全身のパーツが破壊され、ボロボロになりながらもトラジの傍に身を寄せる時雨の姿…。

 

「トラジ…トラジ!しっかり…、しっかりしておくれよ!」

時雨の目からは大粒の涙が零れ落ちていた。それを見ていたのか、トラジは擦れた声でささやく。

「…し、時雨…。俺ともあろう者が…こんな不甲斐ないことに…」

「トラジ…?」

「……俺はもう…駄目かもわからん…、時雨…最後になるかも知れないが…聞いてくれるか…?」

その言葉に、時雨はただ涙を流しながら頷いた。

 

トラジはそれを見てか、さらに続ける。

「…まず…お前は今までこんな俺を愛してくれたな……?この期に及んでやっと…その思いに気づくことになろうとは…」

「いいんだよ、いいんだよトラジ…あんたがあたしを愛してくれたってことがこれでやっと…」

「……だが、俺は最後まで…その思いに応えることはできなかった…。俺の傍にいてくれた…せめてもの礼と言ってはなんだが…俺の字を…『キクガオカ』の名をお前にくれてやろう……」

頷く時雨。さらにトラジは続ける。

 

「…それから……お前は生き延びろ…何があっても…決して、死ぬな……。お前が死ねば…ゴクセイカイは失われる……なにより…お前には生きていて欲しい…」

「…!」

「…時雨…ゴクセイカイを……頼んだ、ぞ……」

そう言うとトラジは静かに息を引き取った。その亡骸を揺さぶりながら、時雨はただひたすらにその名を呼び続ける…。

 

「トラジ?…ねえ、ウソだろ?ウソなんだろ!?トラジ…ウソだって言っておくれよ!ねえ!トラジ!!トラジーーーーーーーーー!!!!」

 

…雨の音と雷鳴、そして二度と目覚めることのないその者の名を呼ぶ時雨の声が、すっかり暗くなった夜空にこだました。

…そして話は冒頭の墓地に戻る。

墓前で手を合わせていた女性がゆっくりと立ち上がろうとしたその時、背後から男の声がした。

「…お嬢。そろそろ行きますぜ」

背後にいたのは、かつてのゴクセイカイの構成員だった。彼はその女性ロボットのことを知っている様子であった。

「ああ…分かってるさ。分かってる…」

女もまた、その男を知っていた。…それもその筈、墓前で手を合わせていたこの女こそ、かつての時雨本人だったのである。

 

…最愛の男を亡くした時雨は、あのあと姿を替えつつどうにか逃げ延びていたのだ。

そしてトラジの遺言どおりキクガオカの姓を名乗り、さらに名も氷雨と変え、ここまで生き延びてきたのである。

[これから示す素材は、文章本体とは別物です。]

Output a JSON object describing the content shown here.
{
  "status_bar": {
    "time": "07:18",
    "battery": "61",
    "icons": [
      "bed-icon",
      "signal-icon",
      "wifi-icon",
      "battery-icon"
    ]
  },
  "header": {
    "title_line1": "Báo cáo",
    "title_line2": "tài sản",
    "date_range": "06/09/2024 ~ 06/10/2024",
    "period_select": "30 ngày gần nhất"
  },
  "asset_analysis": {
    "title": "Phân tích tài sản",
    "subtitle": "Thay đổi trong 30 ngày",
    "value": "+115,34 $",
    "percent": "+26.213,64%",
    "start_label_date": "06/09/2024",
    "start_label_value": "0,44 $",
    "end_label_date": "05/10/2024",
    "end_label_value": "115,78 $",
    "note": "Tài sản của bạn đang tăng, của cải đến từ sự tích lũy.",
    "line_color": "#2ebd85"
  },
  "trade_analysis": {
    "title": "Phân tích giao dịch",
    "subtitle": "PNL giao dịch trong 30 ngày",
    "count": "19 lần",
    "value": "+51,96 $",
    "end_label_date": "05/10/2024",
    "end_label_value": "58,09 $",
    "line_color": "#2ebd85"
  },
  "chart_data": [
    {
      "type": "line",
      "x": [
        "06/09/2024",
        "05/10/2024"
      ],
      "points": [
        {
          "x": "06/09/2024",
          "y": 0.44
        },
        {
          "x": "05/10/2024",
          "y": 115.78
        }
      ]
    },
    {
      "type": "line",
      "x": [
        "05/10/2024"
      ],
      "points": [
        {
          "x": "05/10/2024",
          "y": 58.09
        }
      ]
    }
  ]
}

さらに言えば、彼女に声をかけた男も、彼女と志を同じくする者であったのだ…。

 

(…トラジ…今こそ誓うよ。ブラッドファミリーの奴らをぶっ潰して、アンタの仇をとってやる。そして…ゴクセイカイを蘇らせてやるんだ。だから…あの世で見守っていておくれ…!)

氷雨は心の中でそう呟くと、すぐさま男の方に向き直る。

「…行くよ。弔い合戦の始まりさね」

「へい」

…そして氷雨は、男を連れて墓地を後にした。かつての最愛の人との約束を果たすために。